Export the results¶

A SimulationResult can write itself to every common AIRR / sequencing format with a single method call. Most exports are pure-stdlib; only to_dataframe needs pandas.

TSV (AIRR-format)¶

import GenAIRR as ga

result = ga.Experiment.on("human_igh").recombine().run_records(n=1000, seed=42)

result.to_tsv("repertoire.tsv")

Writes the canonical AIRR-spec TSV — one row per record, 50+ columns covering sequence, V/D/J calls, junction, productive flag, mutation counters, paired-end fields (when present), and arbitrary metadata fields added by with_metadata(...). The column order is stable across releases.

Pass airr_strict=True to convert coordinate fields to the 1-based-inclusive convention the AIRR-C schema mandates (GenAIRR emits 0-based-exclusive coordinates by default for downstream consistency with Python slicing).

CSV¶

result.to_csv("repertoire.csv")

Identical schema to TSV, comma-separated. Accepts the same airr_strict=True flag.

FASTA¶

result.to_fasta("sequences.fasta")

Writes one record per sequence with the sequence_id plus v_call and j_call in the header:

>seq0 IGHVF10-G38*04 IGHJ2*01
gaggtgcagctggtg...

Pass prefix="myseq" to change the per-record ID prefix.

Blinded handoff — strip truth columns¶

FASTA is the natural format when the next stage is an aligner that should NOT see the ground-truth columns — e.g. an aligner benchmark or a tool comparison where leaking v_call / truth_v_call would defeat the point. to_fasta already emits only sequence_id + the assembled sequence, so it's implicitly blinded.

For a blinded TSV, two options:

# Option A — write a regular TSV, then drop truth columns
import pandas as pd

result.to_tsv("panel.tsv")
df = pd.read_csv("panel.tsv", sep="\t")
df.drop(
    columns=[c for c in df.columns if c.startswith("truth_")],
    inplace=True,
)
df.to_csv("panel_blinded.tsv", sep="\t", index=False)

# Option B — don't expose provenance in the first place
result = (
    ga.Experiment.on("human_igh")
       .recombine()
       .run_records(n=10_000, seed=42)   # no expose_provenance=True
)
result.to_tsv("panel_blinded.tsv")

Option B is the default — truth_* columns are only emitted when you pass expose_provenance=True to run_records(...).
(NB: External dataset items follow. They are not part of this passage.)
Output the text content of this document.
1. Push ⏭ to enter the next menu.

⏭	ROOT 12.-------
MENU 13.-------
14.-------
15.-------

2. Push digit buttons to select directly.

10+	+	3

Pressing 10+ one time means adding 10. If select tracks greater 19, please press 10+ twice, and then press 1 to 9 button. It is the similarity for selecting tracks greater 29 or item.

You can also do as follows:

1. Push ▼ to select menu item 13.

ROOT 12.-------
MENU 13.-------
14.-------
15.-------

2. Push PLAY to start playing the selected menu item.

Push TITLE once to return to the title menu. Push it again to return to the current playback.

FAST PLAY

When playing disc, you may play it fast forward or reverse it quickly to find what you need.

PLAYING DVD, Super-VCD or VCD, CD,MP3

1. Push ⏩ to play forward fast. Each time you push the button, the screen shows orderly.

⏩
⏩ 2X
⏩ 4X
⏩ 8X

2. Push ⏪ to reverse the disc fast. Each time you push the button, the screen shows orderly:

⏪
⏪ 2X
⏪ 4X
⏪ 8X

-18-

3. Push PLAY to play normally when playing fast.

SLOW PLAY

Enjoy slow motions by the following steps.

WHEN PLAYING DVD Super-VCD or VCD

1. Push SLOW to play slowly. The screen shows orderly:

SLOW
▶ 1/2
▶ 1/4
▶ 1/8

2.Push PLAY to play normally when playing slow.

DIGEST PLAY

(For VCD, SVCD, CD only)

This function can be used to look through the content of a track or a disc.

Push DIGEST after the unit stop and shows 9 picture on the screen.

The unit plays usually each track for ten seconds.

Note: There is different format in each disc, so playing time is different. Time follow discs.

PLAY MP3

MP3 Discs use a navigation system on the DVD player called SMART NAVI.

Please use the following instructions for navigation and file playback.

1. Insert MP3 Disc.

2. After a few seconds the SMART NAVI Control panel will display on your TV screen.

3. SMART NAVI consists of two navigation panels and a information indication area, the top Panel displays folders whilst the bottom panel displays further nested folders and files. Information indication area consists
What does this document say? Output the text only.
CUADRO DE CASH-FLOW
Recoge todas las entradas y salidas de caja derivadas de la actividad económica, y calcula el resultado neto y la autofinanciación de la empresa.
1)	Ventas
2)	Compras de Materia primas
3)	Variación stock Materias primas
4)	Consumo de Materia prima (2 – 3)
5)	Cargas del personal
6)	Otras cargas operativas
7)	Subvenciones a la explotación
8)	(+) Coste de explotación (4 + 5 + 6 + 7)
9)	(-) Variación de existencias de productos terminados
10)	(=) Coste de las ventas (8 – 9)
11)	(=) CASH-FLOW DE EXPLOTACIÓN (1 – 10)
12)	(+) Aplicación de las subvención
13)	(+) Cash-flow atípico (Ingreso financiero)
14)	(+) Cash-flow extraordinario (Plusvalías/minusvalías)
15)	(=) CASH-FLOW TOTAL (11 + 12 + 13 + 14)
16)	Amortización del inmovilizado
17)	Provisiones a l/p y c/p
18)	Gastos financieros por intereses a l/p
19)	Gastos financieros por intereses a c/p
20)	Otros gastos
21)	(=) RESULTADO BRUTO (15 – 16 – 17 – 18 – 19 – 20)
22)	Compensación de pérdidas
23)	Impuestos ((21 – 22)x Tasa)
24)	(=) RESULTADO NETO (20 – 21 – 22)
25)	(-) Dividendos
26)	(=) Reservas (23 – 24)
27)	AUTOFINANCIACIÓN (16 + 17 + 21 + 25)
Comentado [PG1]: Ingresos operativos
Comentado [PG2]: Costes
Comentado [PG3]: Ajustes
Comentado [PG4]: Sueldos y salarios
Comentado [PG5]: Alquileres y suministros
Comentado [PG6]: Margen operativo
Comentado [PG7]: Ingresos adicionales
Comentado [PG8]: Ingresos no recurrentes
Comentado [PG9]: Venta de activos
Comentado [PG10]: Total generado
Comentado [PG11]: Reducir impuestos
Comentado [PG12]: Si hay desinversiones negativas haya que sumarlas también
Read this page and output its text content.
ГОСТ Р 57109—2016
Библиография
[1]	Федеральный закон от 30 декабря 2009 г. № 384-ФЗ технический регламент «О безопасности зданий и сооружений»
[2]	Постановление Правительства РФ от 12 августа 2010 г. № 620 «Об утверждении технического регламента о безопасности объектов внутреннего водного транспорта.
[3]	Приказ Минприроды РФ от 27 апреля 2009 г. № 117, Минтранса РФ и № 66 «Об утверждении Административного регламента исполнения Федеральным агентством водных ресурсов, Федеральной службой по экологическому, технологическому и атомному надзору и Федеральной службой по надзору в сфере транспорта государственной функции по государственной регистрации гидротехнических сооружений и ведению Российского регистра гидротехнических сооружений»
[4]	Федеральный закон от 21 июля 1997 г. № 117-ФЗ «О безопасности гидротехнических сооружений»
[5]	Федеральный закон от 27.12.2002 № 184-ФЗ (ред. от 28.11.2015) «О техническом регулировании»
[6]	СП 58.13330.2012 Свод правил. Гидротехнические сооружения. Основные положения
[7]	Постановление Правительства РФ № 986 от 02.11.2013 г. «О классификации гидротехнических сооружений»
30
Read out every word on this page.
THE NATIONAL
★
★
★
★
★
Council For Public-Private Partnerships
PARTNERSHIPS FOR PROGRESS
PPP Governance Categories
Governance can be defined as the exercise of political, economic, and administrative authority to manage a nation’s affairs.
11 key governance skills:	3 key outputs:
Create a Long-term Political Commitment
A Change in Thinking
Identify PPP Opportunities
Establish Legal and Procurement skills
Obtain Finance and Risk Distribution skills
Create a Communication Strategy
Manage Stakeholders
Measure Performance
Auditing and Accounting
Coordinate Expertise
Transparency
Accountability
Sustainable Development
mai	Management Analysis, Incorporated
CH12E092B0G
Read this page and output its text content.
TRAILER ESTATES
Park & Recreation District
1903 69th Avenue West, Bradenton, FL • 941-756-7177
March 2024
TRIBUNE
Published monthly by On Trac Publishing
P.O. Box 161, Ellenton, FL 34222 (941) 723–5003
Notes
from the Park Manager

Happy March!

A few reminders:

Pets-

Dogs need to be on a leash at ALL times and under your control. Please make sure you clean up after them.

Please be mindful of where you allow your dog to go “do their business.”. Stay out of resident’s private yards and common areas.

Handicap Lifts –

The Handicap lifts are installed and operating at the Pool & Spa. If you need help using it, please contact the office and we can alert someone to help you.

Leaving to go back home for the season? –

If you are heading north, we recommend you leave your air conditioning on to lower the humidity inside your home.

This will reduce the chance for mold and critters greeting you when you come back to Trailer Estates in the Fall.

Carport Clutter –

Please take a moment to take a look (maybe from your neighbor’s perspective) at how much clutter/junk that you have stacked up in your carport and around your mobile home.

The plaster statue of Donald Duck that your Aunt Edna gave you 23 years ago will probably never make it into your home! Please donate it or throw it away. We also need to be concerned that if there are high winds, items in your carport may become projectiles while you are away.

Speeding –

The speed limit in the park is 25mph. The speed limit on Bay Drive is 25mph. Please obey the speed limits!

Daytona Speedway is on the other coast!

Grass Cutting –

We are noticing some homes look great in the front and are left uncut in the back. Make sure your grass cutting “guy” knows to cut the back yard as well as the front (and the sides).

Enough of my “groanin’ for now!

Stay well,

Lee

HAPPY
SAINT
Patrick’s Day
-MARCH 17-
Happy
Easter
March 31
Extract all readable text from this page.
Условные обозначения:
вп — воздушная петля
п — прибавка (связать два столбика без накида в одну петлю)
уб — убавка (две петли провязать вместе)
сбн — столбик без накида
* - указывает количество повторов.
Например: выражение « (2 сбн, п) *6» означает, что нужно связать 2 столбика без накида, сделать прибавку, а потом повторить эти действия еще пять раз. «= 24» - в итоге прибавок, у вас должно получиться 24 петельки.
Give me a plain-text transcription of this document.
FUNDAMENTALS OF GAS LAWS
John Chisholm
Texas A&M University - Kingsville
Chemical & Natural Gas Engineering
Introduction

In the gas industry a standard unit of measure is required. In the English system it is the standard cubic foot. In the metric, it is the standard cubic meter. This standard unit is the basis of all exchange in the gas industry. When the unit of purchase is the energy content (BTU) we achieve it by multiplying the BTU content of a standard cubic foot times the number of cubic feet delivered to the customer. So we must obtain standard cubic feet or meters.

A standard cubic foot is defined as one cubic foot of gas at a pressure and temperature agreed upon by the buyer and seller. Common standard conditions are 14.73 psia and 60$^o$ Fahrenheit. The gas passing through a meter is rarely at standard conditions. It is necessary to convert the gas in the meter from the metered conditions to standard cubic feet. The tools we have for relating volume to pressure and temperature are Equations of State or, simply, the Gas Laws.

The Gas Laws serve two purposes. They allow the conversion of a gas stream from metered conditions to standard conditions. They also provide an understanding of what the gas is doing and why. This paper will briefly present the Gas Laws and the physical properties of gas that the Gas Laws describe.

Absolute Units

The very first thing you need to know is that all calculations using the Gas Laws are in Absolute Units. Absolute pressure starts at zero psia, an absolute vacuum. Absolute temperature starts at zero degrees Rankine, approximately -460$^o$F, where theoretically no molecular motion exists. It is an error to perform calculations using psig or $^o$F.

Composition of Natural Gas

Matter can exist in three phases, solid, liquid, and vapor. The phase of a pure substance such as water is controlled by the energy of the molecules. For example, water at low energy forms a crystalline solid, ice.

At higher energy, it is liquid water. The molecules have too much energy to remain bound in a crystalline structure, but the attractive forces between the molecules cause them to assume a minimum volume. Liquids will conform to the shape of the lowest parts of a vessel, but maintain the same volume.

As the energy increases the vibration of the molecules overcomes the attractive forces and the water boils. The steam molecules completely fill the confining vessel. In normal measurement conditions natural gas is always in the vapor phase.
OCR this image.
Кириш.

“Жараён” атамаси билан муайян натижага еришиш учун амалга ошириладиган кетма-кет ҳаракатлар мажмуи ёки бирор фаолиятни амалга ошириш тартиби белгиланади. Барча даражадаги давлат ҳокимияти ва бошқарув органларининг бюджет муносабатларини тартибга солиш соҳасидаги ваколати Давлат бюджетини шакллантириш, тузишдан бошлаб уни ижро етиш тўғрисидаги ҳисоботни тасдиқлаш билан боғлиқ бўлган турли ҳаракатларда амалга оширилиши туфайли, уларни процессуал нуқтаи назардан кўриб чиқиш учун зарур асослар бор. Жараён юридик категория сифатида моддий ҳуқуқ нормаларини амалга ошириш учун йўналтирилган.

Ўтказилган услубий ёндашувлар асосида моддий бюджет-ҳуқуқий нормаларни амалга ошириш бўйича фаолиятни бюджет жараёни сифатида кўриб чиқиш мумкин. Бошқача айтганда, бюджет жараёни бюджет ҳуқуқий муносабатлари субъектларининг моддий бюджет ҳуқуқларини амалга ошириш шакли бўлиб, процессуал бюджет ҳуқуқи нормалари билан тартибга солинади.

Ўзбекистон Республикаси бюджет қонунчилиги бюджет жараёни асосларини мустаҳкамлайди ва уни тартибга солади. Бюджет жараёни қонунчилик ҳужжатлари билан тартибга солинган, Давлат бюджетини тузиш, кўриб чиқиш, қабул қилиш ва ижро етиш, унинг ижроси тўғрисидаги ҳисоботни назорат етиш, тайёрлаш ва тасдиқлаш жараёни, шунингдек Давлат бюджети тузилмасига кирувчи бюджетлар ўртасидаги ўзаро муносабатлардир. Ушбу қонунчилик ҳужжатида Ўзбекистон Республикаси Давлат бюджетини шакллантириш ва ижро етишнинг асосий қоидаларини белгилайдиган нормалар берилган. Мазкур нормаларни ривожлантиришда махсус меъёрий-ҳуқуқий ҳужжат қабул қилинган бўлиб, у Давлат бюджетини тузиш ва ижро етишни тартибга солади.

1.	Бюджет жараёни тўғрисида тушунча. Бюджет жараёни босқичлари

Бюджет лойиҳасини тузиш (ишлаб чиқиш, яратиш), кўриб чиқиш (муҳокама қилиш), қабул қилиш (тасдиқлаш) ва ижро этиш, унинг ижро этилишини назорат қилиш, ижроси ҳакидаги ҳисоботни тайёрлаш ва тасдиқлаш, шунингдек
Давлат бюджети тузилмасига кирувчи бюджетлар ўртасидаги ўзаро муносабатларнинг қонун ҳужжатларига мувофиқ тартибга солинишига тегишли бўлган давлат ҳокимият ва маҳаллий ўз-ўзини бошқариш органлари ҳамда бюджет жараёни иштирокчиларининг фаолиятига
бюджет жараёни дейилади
Option A is the recipe for post hoc blinding when the same batch needs to be shared in both forms.

FASTQ¶

result.to_fastq("sequences.fastq")

Writes single-end FASTQ with the same sequence_id headers and synthetic quality scores. Two quality models ship:

result.to_fastq("sequences.fastq", quality="illumina")             # default — trapezoid shape
result.to_fastq("sequences.fastq", quality="constant", q=30)       # uniform Q-score

illumina produces realistic ramp-up + tail-down quality profiles that mirror real reads. constant is convenient for testing.

Paired-end FASTQ¶

When the pipeline includes Experiment.paired_end(r1_length=..., r2_length=..., insert_size=...), each record carries R1 / R2 windows. to_paired_fastq writes them to two synchronised files:

result = (
    ga.Experiment.on("human_igh")
      .recombine()
      .paired_end(r1_length=150, insert_size=300)
      .run_records(n=1000, seed=1)
)

result.to_paired_fastq("reads_R1.fastq", "reads_R2.fastq")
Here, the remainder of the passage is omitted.